# Duramax water ppump



## Davis31052 (Jan 13, 2008)

Has anyone replaced the water pump on their 6.6 Duramax, yet.  If so, I'm looking for some insight. Does the harmonic balancer need to come off? If so, what size 12 point socket is needed for the HB bolt, and will a regular steering wheel / balancer puller work? 

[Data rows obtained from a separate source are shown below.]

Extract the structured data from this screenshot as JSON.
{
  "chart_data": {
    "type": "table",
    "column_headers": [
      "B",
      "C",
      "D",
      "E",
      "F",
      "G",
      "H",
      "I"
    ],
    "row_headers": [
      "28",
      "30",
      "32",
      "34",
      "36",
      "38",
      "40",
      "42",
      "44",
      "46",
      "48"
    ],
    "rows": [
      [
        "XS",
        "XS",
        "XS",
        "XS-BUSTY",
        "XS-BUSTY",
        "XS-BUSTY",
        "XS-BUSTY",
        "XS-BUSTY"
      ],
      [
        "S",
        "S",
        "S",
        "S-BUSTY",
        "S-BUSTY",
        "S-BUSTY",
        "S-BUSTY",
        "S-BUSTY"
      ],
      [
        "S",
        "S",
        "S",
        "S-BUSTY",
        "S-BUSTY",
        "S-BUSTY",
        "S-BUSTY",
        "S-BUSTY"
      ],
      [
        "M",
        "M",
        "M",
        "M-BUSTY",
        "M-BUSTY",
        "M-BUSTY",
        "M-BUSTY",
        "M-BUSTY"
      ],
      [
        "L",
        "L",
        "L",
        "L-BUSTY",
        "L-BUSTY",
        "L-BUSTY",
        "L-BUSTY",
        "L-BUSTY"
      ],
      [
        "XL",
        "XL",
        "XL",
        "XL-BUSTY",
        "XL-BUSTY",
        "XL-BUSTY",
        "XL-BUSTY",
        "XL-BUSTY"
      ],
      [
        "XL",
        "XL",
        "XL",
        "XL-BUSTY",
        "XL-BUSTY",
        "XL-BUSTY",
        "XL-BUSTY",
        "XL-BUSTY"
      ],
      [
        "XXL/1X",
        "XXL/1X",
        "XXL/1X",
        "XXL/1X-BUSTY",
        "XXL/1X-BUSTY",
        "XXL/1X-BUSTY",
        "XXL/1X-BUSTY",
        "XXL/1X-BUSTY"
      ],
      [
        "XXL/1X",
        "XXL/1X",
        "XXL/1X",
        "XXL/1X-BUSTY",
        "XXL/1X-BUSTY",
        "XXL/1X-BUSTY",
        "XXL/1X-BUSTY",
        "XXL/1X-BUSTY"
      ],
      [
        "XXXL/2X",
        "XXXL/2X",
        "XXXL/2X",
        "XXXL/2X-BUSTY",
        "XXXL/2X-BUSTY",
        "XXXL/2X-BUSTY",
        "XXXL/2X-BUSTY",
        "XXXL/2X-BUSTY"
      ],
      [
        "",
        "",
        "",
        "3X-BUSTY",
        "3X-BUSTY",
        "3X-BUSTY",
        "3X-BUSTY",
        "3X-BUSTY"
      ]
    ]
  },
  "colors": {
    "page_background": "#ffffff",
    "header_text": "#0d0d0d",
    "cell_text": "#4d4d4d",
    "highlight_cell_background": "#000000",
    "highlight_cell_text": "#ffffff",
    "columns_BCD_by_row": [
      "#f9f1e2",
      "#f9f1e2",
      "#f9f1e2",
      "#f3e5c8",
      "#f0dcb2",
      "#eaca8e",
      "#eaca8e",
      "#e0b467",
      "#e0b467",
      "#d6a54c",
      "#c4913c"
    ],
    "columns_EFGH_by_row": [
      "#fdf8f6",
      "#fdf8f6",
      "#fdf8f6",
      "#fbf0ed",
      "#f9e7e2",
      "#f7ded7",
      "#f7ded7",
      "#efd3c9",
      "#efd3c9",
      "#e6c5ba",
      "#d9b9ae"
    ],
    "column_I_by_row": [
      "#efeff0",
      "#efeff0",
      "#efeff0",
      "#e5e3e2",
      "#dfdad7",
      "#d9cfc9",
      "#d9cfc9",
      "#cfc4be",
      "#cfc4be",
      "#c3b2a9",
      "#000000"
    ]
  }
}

 Also, any special precautions, tips I need to follow? All info is greatly appreciated.

Thx, LF


----------



## TATORNUTZ (Jan 15, 2008)

pm "the rake" on here,he's done a couple,I work on chevrolets but haven't been "blessed" with that task yet,the balancer bolt is torqued over 200ft lbs,and there is very little room to work.Have you checked with your dealership? It is probably covered under warranty(they bumped the powertrain up again to 7yr 200kmi last I heard).


----------



## jon c anderson (Jan 15, 2008)

*water pump*

i used to work @ the chevy stealerships. i did 1 water pump & i think i had to remove balancer, but i think the last quote, he is right , ck the warranty on that.


----------



## THERAKE (Jan 15, 2008)

yes you do have to remove the balancer and a impact will not break it loose. i have done some they are not that bad but if i am not wrong the extended warranty is only on the injectors not the cooling system. this is a common repair. pays well not that bad if you have the correct tools. as for the socket size i dont remember but it is pretty large and metric how far is lizella from griffin,zebulon area?


----------



## Davis31052 (Jan 16, 2008)

Rake,

 I'm about 15 miles west of Macon. This truck actually belongs to a good friend, I'm trying to help out.  We're gonna try and replace it Monday so we were trying to get all the tools together before hand. FYI to those interested, the crank balancer bolt head is a 12 point, 36mm.  GM tool  #J34826

LF


----------



## txshooter (Jan 27, 2008)

harmonic balancer does have to come off but you wont need a puller.  It should slide off.  the worst part is breaking loose the bolt that took a 4 foot cheater and keeping the crank from turning at the same time.


----------



## Larcus (Jan 27, 2008)

I think this is where us old mechanics used to put the socket on a long cheater against the frame and hit the starter.
Larcus


----------